Cela étant, sur la question du droit international de demander l’asile en France, Macron propose d’accentuer l’expulsion des personnes définitivement déboutées de leur demande. Le Pen veut que les demandes de droit d’asile soient faites en amont, dans le pays d’origine auprès des ambassades françaises, avant tout départ. Une immigration choisie comme la pratiquent déjà le Canada et l’Australie. La candidate s’oppose aussi fermement au regroupement familial.

De même, les deux prétendants à l’Élysée sont favorables à un durcissement de l’accès à la nationalité française : le président sortant veut le conditionner à la maîtrise de la langue française.

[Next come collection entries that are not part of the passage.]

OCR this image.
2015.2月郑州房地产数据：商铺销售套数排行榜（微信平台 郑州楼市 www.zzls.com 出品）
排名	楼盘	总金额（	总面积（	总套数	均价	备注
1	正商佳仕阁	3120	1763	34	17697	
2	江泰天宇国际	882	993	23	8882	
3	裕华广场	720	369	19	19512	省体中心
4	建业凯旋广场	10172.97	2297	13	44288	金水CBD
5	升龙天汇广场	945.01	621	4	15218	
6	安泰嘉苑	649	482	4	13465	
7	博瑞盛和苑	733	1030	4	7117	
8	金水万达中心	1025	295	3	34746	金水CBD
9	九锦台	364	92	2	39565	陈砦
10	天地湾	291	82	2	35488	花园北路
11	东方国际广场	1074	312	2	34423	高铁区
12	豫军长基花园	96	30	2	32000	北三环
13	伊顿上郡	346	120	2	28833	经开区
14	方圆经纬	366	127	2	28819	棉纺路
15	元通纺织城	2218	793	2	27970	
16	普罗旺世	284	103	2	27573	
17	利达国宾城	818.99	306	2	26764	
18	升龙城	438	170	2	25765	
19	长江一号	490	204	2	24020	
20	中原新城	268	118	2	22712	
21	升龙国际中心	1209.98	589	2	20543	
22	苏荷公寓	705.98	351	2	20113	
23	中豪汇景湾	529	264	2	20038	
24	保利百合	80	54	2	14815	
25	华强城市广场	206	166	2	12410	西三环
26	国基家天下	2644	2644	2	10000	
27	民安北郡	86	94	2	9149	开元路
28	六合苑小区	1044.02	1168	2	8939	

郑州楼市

Sa concurrente veut supprimer la possibilité de recours au droit du sol (lequel actuellement ne s’applique pas automatiquement) et supprimer l’acquisition automatique de la nationalité par le mariage. Elle compte aussi inscrire dans la Constitution les circonstances menant à la déchéance de nationalité. Marine Le Pen est également favorable à l’expulsion systématique des « clandestins » ainsi que des « mineurs sans papiers », faisant fi des obligations légales concernant la prise en charge des mineur·es. Quant à Emmanuel Macron, il a promis d’intensifier la lutte contre « l’immigration irrégulière » en Guyane avec la construction d’un centre de rétention administrative (CRA) à Saint-Laurent du Maroni et une accélération des reconduites à la frontière.

Sécurité 

Sur la sécurité, le président-candidat souhaite réaffirmer et réinvestir les frontières de la Guyane face « aux pillages des ressources aurifères et maritimes ». Cela passerait par un renforcement des moyens militaires aériens et serait permis grâce à la nouvelle sous-préfecture à Saint-Georges qui avait été annoncée en fin de mandat. À l’échelle du territoire national, 10 000 postes seraient créés dans les services de sécurité.

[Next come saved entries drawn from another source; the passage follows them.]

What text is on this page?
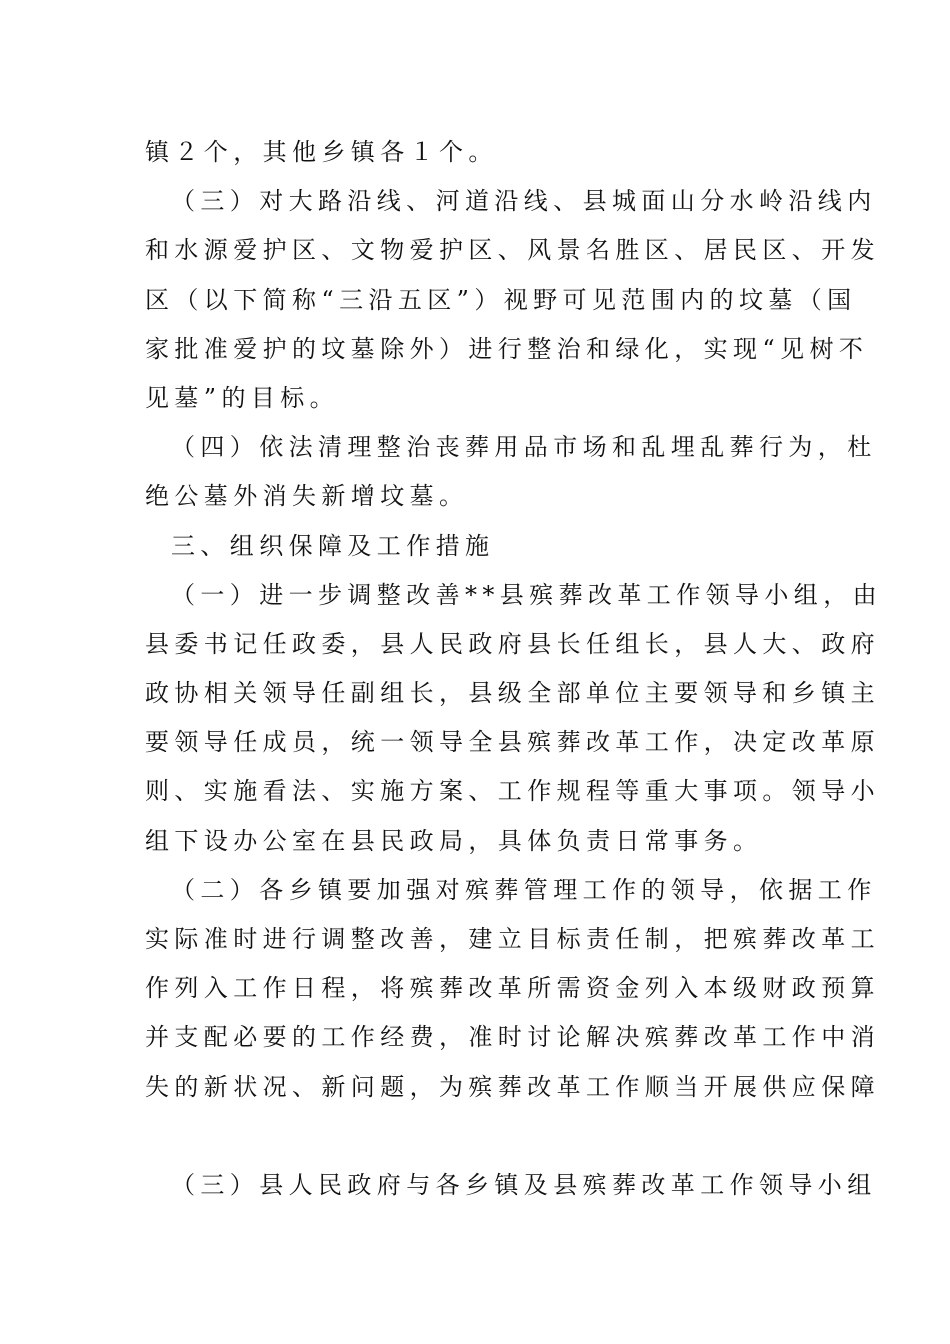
镇２个，其他乡镇各１个。
（三）对大路沿线、河道沿线、县城面山分水岭沿线内
和水源爱护区、文物爱护区、风景名胜区、居民区、开发
区（以下简称“三沿五区”）视野可见范围内的坟墓（国
家批准爱护的坟墓除外）进行整治和绿化，实现“见树不
见墓”的目标。
（四）依法清理整治丧葬用品市场和乱埋乱葬行为，杜
绝公墓外消失新增坟墓。
三、组织保障及工作措施
（一）进一步调整改善**县殡葬改革工作领导小组，由
县委书记任政委，县人民政府县长任组长，县人大、政府
政协相关领导任副组长，县级全部单位主要领导和乡镇主
要领导任成员，统一领导全县殡葬改革工作，决定改革原
则、实施看法、实施方案、工作规程等重大事项。领导小
组下设办公室在县民政局，具体负责日常事务。
（二）各乡镇要加强对殡葬管理工作的领导，依据工作
实际准时进行调整改善，建立目标责任制，把殡葬改革工
作列入工作日程，将殡葬改革所需资金列入本级财政预算
并支配必要的工作经费，准时讨论解决殡葬改革工作中消
失的新状况、新问题，为殡葬改革工作顺当开展供应保障
（三）县人民政府与各乡镇及县殡葬改革工作领导小组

Marine Le Pen souhaite aussi la hausse des effectifs de police et de gendarmerie : 7 000 dans l’ensemble du pays, en plus de 3 000 postes de personnels administratifs. La candidate RN dire vouloir doubler le nombre de magistrat·es d’ici la fin du quinquennat pour que la justice « s’applique réellement » car selon André Rougé « ce n’est pas le cas actuellement, faute de moyens, et cela casse le moral des policiers et gendarmes, car la justice ne suit pas, notamment sur les petites peines qui ne sont plus effectuées en prison. » Un programme tout carcéral qui prévoit également l’expulsion systématique des étrangers dès lors qu’ils sont condamnés. Marine Le Pen promet une diplomatie plus ferme avec le Brésil et le Suriname sur cette question-là.

Question statutaire

LREM n’est pas fermée sur la question de l’autonomie de la Guyane. Georges Patient affirme que Macron est « ouvert » sur ce point. « Le dialogue se fait mais c’est un processus long qui nécessite un fort consensus de la population, une préhension de cette dernière pour que l’évolution statutaire se poursuive. »

Du côté du Rassemblement national, on botte pour l’instant en touche : « Avant de faire les plans de la prochaine maison, il faut d’abord éteindre l’incendie et répondre à l’urgence sociale, sécuritaire, migratoire, sanitaire et éducative », défend André Rougé.